For sake of simplicity assume that all the constants are chosen so that this system posses a general solution $(v_1,v_2)$. 

How do I solve this system I tried put this equation in the matrix form (X'=AX)using substitution but couldn't end up with something very clear.  

I would like to to find an elegant way to solve the system.  Any hint or solution is warmly welcome. 

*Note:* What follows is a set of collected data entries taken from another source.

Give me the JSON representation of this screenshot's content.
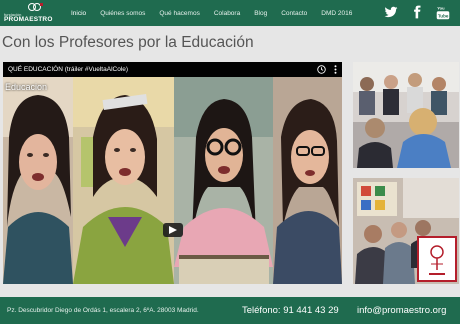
{
  "brand": {
    "small_label": "fundación",
    "name": "PROMAESTRO",
    "primary_color": "#1f6b4f",
    "accent_color": "#b41e2b"
  },
  "nav": {
    "items": [
      {
        "label": "Inicio",
        "active": true
      },
      {
        "label": "Quiénes somos",
        "active": false
      },
      {
        "label": "Qué hacemos",
        "active": false
      },
      {
        "label": "Colabora",
        "active": false
      },
      {
        "label": "Blog",
        "active": false
      },
      {
        "label": "Contacto",
        "active": false
      },
      {
        "label": "DMD 2016",
        "active": false
      }
    ]
  },
  "social": {
    "icons": [
      "twitter-icon",
      "facebook-icon",
      "youtube-icon"
    ]
  },
  "page": {
    "title": "Con los Profesores por la Educación"
  },
  "video": {
    "title": "QUÉ EDUCACIÓN (tráiler #VueltaAlCole)",
    "overlay_text": "Educacion",
    "icons": [
      "clock-icon",
      "more-vertical-icon",
      "play-icon"
    ]
  },
  "footer": {
    "address": "Pz. Descubridor Diego de Ordás 1, escalera 2, 6ºA. 28003 Madrid.",
    "phone": "Teléfono: 91 441 43 29",
    "email": "info@promaestro.org"
  }
}
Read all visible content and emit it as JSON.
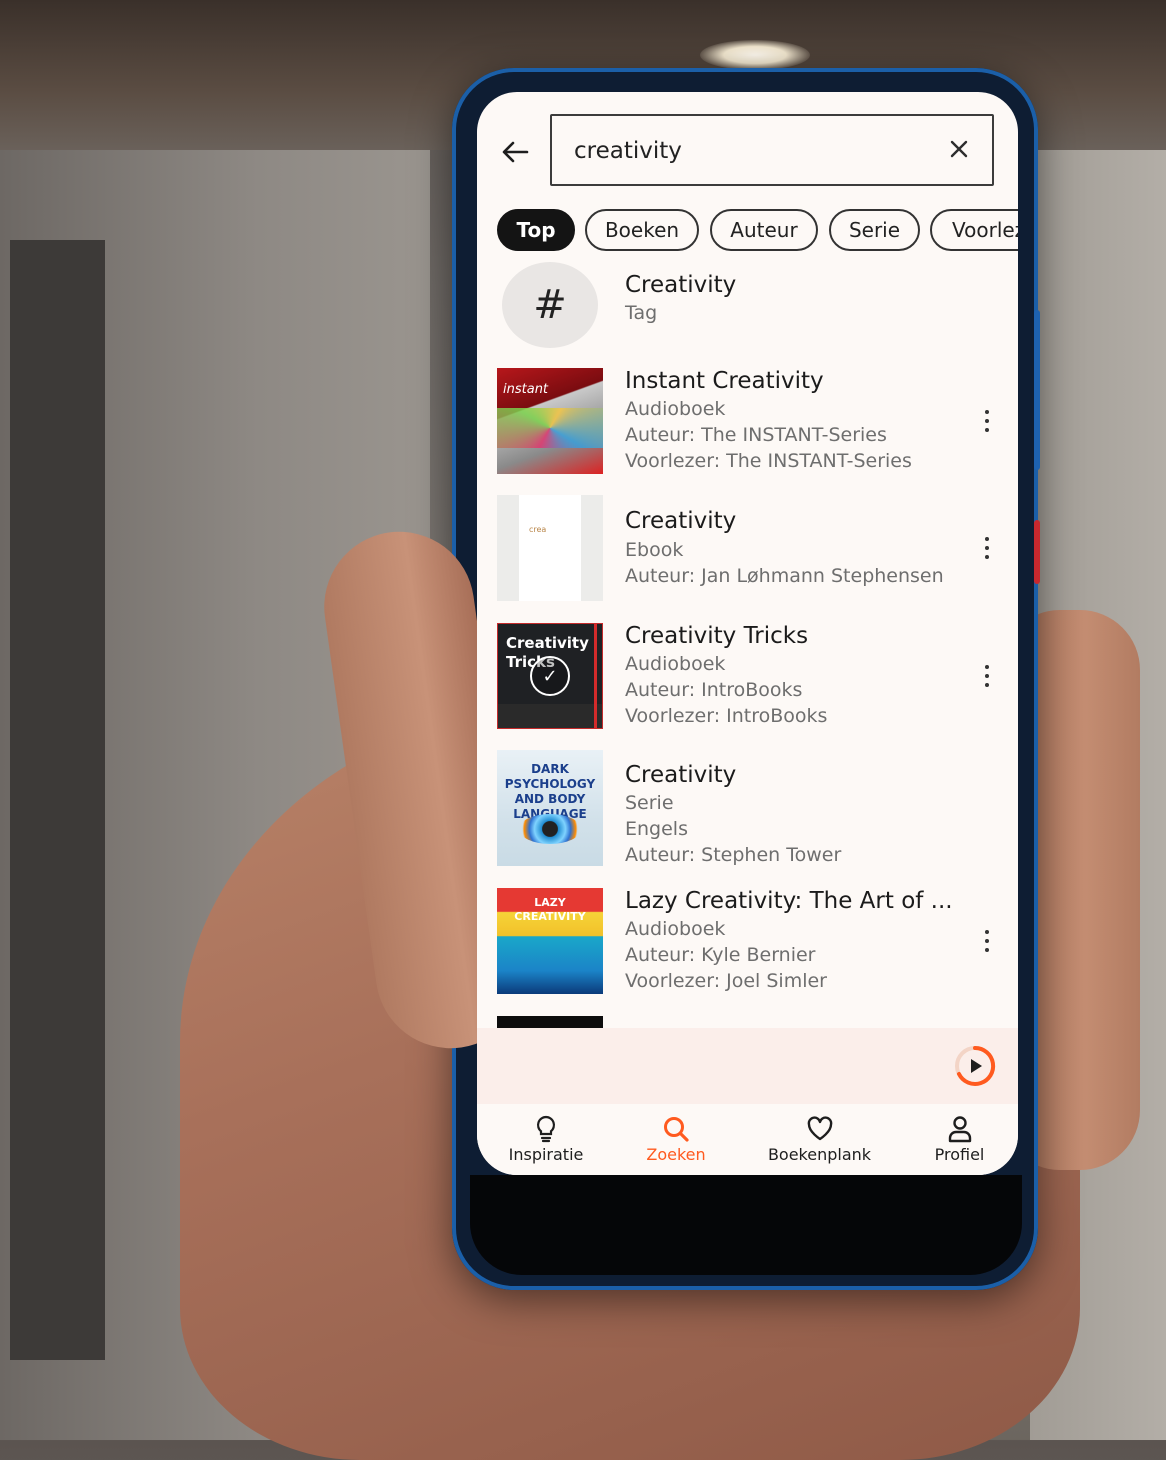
{
  "search": {
    "query": "creativity",
    "back_icon": "arrow-left-icon",
    "clear_icon": "close-icon"
  },
  "filters": [
    {
      "label": "Top",
      "active": true
    },
    {
      "label": "Boeken",
      "active": false
    },
    {
      "label": "Auteur",
      "active": false
    },
    {
      "label": "Serie",
      "active": false
    },
    {
      "label": "Voorlez",
      "active": false
    }
  ],
  "results": [
    {
      "title": "Creativity",
      "lines": [
        "Tag"
      ],
      "icon": "hashtag-icon"
    },
    {
      "title": "Instant Creativity",
      "lines": [
        "Audioboek",
        "Auteur: The INSTANT-Series",
        "Voorlezer: The INSTANT-Series"
      ],
      "cover_text": "instant"
    },
    {
      "title": "Creativity",
      "lines": [
        "Ebook",
        "Auteur: Jan Løhmann Stephensen"
      ],
      "cover_text": "crea"
    },
    {
      "title": "Creativity Tricks",
      "lines": [
        "Audioboek",
        "Auteur: IntroBooks",
        "Voorlezer: IntroBooks"
      ],
      "cover_text": "Creativity Tricks"
    },
    {
      "title": "Creativity",
      "lines": [
        "Serie",
        "Engels",
        "Auteur: Stephen Tower"
      ],
      "cover_text": "DARK PSYCHOLOGY AND BODY LANGUAGE"
    },
    {
      "title": "Lazy Creativity: The Art of ...",
      "lines": [
        "Audioboek",
        "Auteur: Kyle Bernier",
        "Voorlezer: Joel Simler"
      ],
      "cover_text": "LAZY CREATIVITY"
    }
  ],
  "player": {
    "icon": "play-icon"
  },
  "nav": [
    {
      "label": "Inspiratie",
      "icon": "lightbulb-icon",
      "active": false
    },
    {
      "label": "Zoeken",
      "icon": "search-icon",
      "active": true
    },
    {
      "label": "Boekenplank",
      "icon": "heart-icon",
      "active": false
    },
    {
      "label": "Profiel",
      "icon": "person-icon",
      "active": false
    }
  ],
  "colors": {
    "accent": "#ff5a1f",
    "chip_active": "#141414",
    "background": "#fdf9f6"
  }
}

Note that I do not really care about the constants(They aere actually pointless) I just want any method with which I could overcome such equation. 
 A: You have
$$-(\lambda_1+\delta)v_1(x)+\mu_1v_1(x) +\frac{1}{2}\sigma_1^2 v_1''(x) +\lambda_1v_{2}(x)=0. $$
$$-(\lambda_2+\delta)v_2(x)+\mu_2v_2(x) +\frac{1}{2}\sigma_2^2 v_2''(x) +\lambda_2v_{1}(x)=0. $$
Which can be written as
$$\frac{d^{2}}{dx^{2}}\vec{V}(x)+\Omega\vec{V}(x)=0$$
With $\vec{V}(x)=\begin{bmatrix}v_{1}(x) & v_{2}(x)  \end{bmatrix}^{T}$, and
$$\Omega=\begin{bmatrix} \frac{2}{\sigma_{1}^{2}}(\mu_{1}-(\lambda_{1}+\delta)) & \frac{2}{\sigma_{1}^{2}}\lambda_{1} \\
\frac{2\lambda_{2}}{\sigma_{2}^{2}} & \frac{2}{\sigma_{2}^{2}}(\mu_{2}-(\lambda_{2}+\delta)  \end{bmatrix})$$
By letting
$$\vec{V}(x)=\vec{V}_{0}e^{i\omega{x}}$$
You arrive at the eigenvalue problem
$$\Omega\vec{V}_{0}=\omega^{2}\vec{V}_{0}$$
Which gives four solutions $\omega\in\{\pm\lambda_{1}, \pm\lambda_{2}\}$, where $\lambda_{1, 2}$ are eigenvalues of $\Omega$. If the corresponding eigenvectors are $\vec{v}_{1, 2}$, the general solution is given by
$$\vec{V}(x)=\vec{v}_{1}(c_{1}e^{i\lambda_{1}{x}}+c_{2}e^{-i\lambda_{1}{x}})+\vec{v}_{2}(c_{3}e^{i\lambda_{2}{x}}+c_{4}e^{-i\lambda_{2}{x}})$$
Where $c_{1}, ..., c_{4}$ are constants.